|
Why Are My Jobs Not Running?
PBS Scheduling on RTC
30-Sep-2007
Introduction
RTC uses PBSPro to launch jobs and Maui to schedule jobs.
This
scheduler is configured with a "fairshare" policy rather than a FIFO
(First-In First-Out) policy. A FIFO policy could result in one or
a few users dominating the job queue indefinitely. A fairshare
policy means that the job priority of an individual user will drop as
their job count increases. This could result in old jobs
remaining in the queue waiting to run while newer jobs run
immediately. The remainder of this document describes this affect
and how you can determine if this is happening to your jobs.
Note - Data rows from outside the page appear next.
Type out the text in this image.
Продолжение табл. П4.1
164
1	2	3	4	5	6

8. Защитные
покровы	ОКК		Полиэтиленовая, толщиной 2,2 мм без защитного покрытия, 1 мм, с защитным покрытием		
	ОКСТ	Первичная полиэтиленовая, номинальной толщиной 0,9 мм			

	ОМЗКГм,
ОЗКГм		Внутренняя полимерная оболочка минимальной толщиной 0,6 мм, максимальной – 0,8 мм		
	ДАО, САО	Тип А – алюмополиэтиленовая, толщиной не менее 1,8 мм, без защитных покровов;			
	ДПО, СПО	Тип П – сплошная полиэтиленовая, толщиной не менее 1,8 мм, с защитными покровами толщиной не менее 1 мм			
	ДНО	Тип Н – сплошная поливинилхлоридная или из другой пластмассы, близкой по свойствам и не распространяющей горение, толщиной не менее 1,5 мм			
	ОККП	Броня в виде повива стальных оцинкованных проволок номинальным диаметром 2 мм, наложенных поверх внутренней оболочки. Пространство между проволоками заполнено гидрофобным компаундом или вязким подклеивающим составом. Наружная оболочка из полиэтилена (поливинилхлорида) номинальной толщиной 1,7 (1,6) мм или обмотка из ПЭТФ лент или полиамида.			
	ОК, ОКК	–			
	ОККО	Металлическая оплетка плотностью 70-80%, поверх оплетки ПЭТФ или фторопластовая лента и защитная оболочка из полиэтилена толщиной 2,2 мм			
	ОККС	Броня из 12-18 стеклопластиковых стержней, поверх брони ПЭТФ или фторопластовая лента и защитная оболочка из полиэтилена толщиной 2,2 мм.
Factors that Influence Job Priority
There are several factors that determine a job's priority in the
queue:
- Resource reservations - queue resources have been reserved in advance. This is usually
for time-specific projects or demonstrations.
- System Load - Users
are restricted to 30 running jobs at any given time when the system is
not busy, and 10 running jobs at any given time when the system is
heavily loaded.
- Resources Requested - Maui assigns higher priorities to jobs that request large numbers of
processors as compared to small numbers of processors. The more
processors requested, the higher the priority will be.
- Fairshare - the
primary factor for most jobs. The more jobs a user runs, the
lower their priority will be on future jobs. This policy is based
on up to 14 days of historical usage. This will allow new jobs to
run ahead of jobs that are already in the queue waiting to run.
Why is My Job Stuck in the Queue?
There are situations that may occur that can cause your job to appear
stuck in the queue unable to run:
Incorrect Resource Request
- One reason a job might be stuck in the queue is a request
for an
invalid set of resources. The most common error is to request too
many
processors per node (ppn). Each node has two processors (except
for the four quad processor nodes).
Requesting more than two per node represents a request that can not be
satisfied so PBS will not be able to schedule the job even though it
will be accepted into the queue. The following represents
an invalid
request:
Queue Limits
- In order to guarantee that everyone gets an opportunity to
run jobs, we
currently have a limit of 30 active (running) jobs per user when the
system is relatively idle, and 10 active jobs per user when the system
is relatively busy. When jobs are submitted beyond these limits,
they will remain in the queue waiting for your active jobs to finish
even if there are resources available to run your jobs.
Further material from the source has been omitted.